The Supreme Court of British Columbia has upheld the claims of a Native American man from Washington state that he has the right to hunt in the province.

The long-running case concerned Rick Desautel, a member of the Colville Tribes and a descendant of the Sinixt, an indigenous group which once roamed the Northwest.

In 2010, Desautel crossed the border from Washington to British Columbia and shot an elk without a permit. Desautel argued that the hunt was not illegal because it took place in the traditional hunting grounds of the Sinixt.

But the province argued that those rights ended when the Sinixt were declared extinct in Canada. The last surviving member there passed away in 1956.

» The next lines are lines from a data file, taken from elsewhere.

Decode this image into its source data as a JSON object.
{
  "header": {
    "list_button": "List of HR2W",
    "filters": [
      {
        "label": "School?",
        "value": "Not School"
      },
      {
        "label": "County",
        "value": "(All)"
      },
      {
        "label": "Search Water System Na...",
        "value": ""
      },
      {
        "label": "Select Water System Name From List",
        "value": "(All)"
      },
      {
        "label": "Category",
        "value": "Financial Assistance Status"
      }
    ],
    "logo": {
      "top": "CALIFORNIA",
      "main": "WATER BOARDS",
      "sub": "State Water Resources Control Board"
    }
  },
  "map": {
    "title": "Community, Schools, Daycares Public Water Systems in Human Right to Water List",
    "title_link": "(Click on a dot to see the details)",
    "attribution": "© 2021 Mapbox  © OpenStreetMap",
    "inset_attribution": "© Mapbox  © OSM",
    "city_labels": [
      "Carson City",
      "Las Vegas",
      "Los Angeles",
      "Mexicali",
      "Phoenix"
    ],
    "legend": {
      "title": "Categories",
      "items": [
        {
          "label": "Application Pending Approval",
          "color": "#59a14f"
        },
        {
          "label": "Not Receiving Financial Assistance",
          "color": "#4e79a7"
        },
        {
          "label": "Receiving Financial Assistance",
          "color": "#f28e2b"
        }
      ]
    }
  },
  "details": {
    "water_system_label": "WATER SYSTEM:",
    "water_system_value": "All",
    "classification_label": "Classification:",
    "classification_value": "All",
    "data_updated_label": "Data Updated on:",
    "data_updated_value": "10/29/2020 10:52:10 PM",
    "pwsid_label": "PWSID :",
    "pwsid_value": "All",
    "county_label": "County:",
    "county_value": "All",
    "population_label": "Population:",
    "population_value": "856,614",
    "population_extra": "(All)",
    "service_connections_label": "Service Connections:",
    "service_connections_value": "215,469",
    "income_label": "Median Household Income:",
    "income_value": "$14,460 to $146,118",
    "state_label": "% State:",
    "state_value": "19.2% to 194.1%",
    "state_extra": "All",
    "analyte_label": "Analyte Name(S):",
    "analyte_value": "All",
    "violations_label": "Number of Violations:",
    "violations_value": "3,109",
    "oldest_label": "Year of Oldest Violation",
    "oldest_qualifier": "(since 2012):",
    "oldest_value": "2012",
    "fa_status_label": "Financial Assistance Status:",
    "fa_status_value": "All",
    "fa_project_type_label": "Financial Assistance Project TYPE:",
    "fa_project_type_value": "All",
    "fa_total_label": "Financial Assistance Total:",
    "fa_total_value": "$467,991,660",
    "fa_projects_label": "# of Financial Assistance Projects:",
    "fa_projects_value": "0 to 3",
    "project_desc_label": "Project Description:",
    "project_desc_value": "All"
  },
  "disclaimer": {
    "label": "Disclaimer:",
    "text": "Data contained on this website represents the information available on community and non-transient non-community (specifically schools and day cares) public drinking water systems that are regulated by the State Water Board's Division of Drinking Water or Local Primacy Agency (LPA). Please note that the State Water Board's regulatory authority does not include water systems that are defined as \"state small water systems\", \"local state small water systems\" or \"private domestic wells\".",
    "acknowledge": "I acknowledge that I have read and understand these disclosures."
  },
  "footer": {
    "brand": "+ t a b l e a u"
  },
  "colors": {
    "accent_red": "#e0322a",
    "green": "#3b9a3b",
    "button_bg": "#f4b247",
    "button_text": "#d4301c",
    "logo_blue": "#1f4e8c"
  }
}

The decision effectively recognizes the aboriginal rights of the tribe in British Columbia.

In his decision, British Columbia Supreme Court Judge Robert Sewell wrote that allowing Desautel and other Sinixt members to hunt in the region is “consistent with the objective of reconciliation” established in Canadian civil law.

In March, a provincial court judge sided with Desautel following a nearly year-long trial.  Sewell’s decision rejects an appeal from British Columbia’s provincial government.

The Sinixt people's traditional lands extend north from the Reservation of the Confederated Tribes of the Colville to the Arrow Lakes region in the southern half of British Columbia.